La sfida della giustizia riparatrice
Esiodo, nella Teogonia (vv. 901-902), narra che Zeus ebbe dalla ‘splendida’ Themis come figlie le Ore: Eunomia, l’ordinamento legale, Dike, la giustizia, e la ‘fiorente’ Irene, la pace. Loro compito era quello di curare le opere dei mortali. Fin dall’antichità dunque quello della Giustizia (1) è stato un tema assai dibattuto; Aristotele (2) la intendeva come ricerca dell’equilibrio e dell’equità in rapporto a noi stessi e in rapporto agli altri. Sua è anche la distinzione tra giustizia distributiva e giustizia commutativa, che rispettivamente prevedono una distribuzione sociale dei beni e delle risorse in base ai meriti che ognuno acquisisce contribuendo alla loro produzione e riproduzione, e una tendenza a pareggiare vantaggi/svantaggi nei rapporti sociali, volontari o involontari. Mentre la prima forma di giustizia quindi diffonde la cultura dei doveri e della responsabilità, la seconda diffonde amore e pietas, avendo funzione caritativa e benevolente. Ogni lesione a entrambi i tipi di giustizia è dunque un’ingiuria che provoca sofferenza e che pertanto richiede una riparazione. La sfida, la scommessa, la provocazione che la giustizia riparativa lancia è allora quella di superare la logica del castigo per le ‘colpe’ commesse, muovendo piuttosto da una lettura relazionale del fenomeno fonte di conflitto e disagio emotivo, che va a ‘rompere’ aspettative sociali simbolicamente condivise. Ecco che chi crea sofferenza con condotte offensive e/o dannose non può eticamente sottrarsi a forme di riparazione del danno provocato.
Il concetto di ‘terza sfera di giustizia’, ossia della sfera della moralità, ci aiuta a comprendere che da essa non può che discendere proprio questa giustizia riparatrice, tesa alla continua ricerca di una paziente rielaborazione delle relazioni sociali distrutte dalle sofferenze patite.
Il concetto di ‘terza sfera di giustizia’, ossia della sfera della moralità, ci aiuta a comprendere che da essa non può che discendere proprio questa giustizia riparatrice, tesa alla continua ricerca di una paziente rielaborazione delle relazioni sociali distrutte dalle sofferenze patite.
Il fatto che si possa e si debba riparare attraverso la riconciliazione è essenzialmente anche una terapia per l’organizzazione e dell’organizzazione. [...] Riparare vuol dire ricostruire il mondo vitale del soggetto – dei soggetti (vittima e carnefice) – sia per diminuire i gradi di sofferenza sia per ricucire i legami e sanare fratture che possono, se assurte a insegna della riprovazione, distruggere l’operatività dell’impresa mentre annichiliscono le persone, umiliandole e affliggendole. [...] L’impresa, costituendosi come spazio pubblico di riparazione, adempie ancor più ai principi e ai fini del miglioramento della condizione umana. (Sapelli, 2007)

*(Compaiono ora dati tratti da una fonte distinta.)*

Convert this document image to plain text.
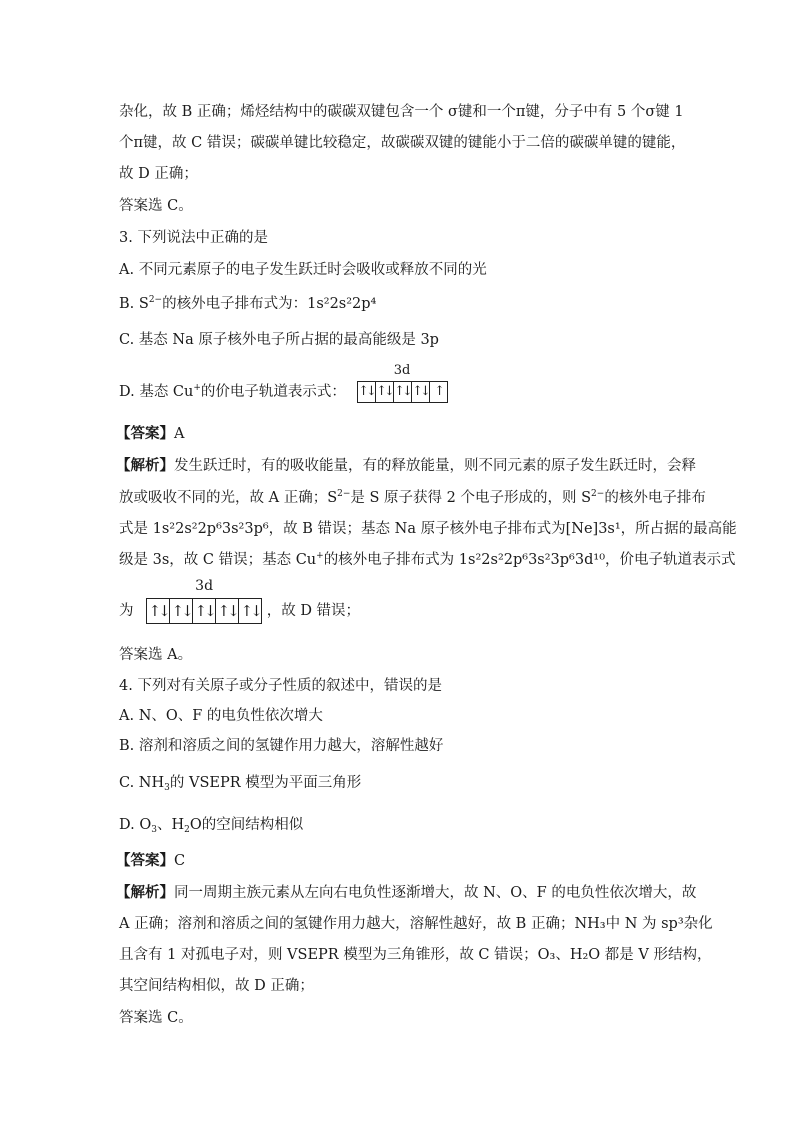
杂化，故 B 正确；烯烃结构中的碳碳双键包含一个 σ键和一个π键，分子中有 5 个σ键 1
个π键，故 C 错误；碳碳单键比较稳定，故碳碳双键的键能小于二倍的碳碳单键的键能，
故 D 正确；
答案选 C。
3. 下列说法中正确的是
A. 不同元素原子的电子发生跃迁时会吸收或释放不同的光
B. $S^{2-}$的核外电子排布式为：1s²2s²2p⁴
C. 基态 Na 原子核外电子所占据的最高能级是 3p
D. 基态 Cu+的价电子轨道表示式：
3d
↑↓ ↑↓ ↑↓ ↑↓ ↑
【答案】A
【解析】发生跃迁时，有的吸收能量，有的释放能量，则不同元素的原子发生跃迁时，会释
放或吸收不同的光，故 A 正确；$S^{2-}$是 S 原子获得 2 个电子形成的，则 $S^{2-}$的核外电子排布
式是 1s²2s²2p⁶3s²3p⁶，故 B 错误；基态 Na 原子核外电子排布式为[Ne]3s¹，所占据的最高能
级是 3s，故 C 错误；基态 Cu+的核外电子排布式为 1s²2s²2p⁶3s²3p⁶3d¹⁰，价电子轨道表示式
为
3d
↑↓ ↑↓ ↑↓ ↑↓ ↑↓ ，故 D 错误；
答案选 A。
4. 下列对有关原子或分子性质的叙述中，错误的是
A. N、O、F 的电负性依次增大
B. 溶剂和溶质之间的氢键作用力越大，溶解性越好
C. $NH_3$的 VSEPR 模型为平面三角形
D. $O_3$、$H_2O$的空间结构相似
【答案】C
【解析】同一周期主族元素从左向右电负性逐渐增大，故 N、O、F 的电负性依次增大，故
A 正确；溶剂和溶质之间的氢键作用力越大，溶解性越好，故 B 正确；NH₃中 N 为 sp³杂化
且含有 1 对孤电子对，则 VSEPR 模型为三角锥形，故 C 错误；O₃、H₂O 都是 V 形结构，
其空间结构相似，故 D 正确；
答案选 C。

Non è mai inutile ribadire l’importanza delle dinamiche della conoscenza e della coscienza proprie dei processi di formazione dell’uomo: 'Nei secoli la sapienza è diventata saggezza, poi cultura, infine si è degradata a informazione per poi polverizzarsi nei dati'. (3) Credo che dai dati, dalle ricerche, dalle teorie si debba partire, ma che il viaggio debba portare sempre all’interezza della persona che vive, ama, crea, lavora, gioca, dubita, soffre, cerca di sopravvivere e in ciascuna di queste situazioni sempre dimostra unità di ragione e sentimento, interiorità e azione, tenuti insieme dalla morale. La pura ragione, senza la mediazione della rettitudine spirituale, è insufficiente perché l’uomo sia completo e non solo una biografia e una storia. A patto che la morale, come dovere interiore e come necessità del mondo, come fuoriuscita dai propri orizzonti, mossi da un interiore bisogno di fare ciò che è giusto e non fa male agli altri, come perfezionamento dell’esistente a cui ci sentiamo chiamati, come purezza del cuore che vuole il bene, come apporto dell’uomo all’essere – come scriveva Alberoni nel 1994 – non sia un modo stabile di essere, ma 'una ricerca, un’invenzione, un profumo, un atto creativo e un risveglio'.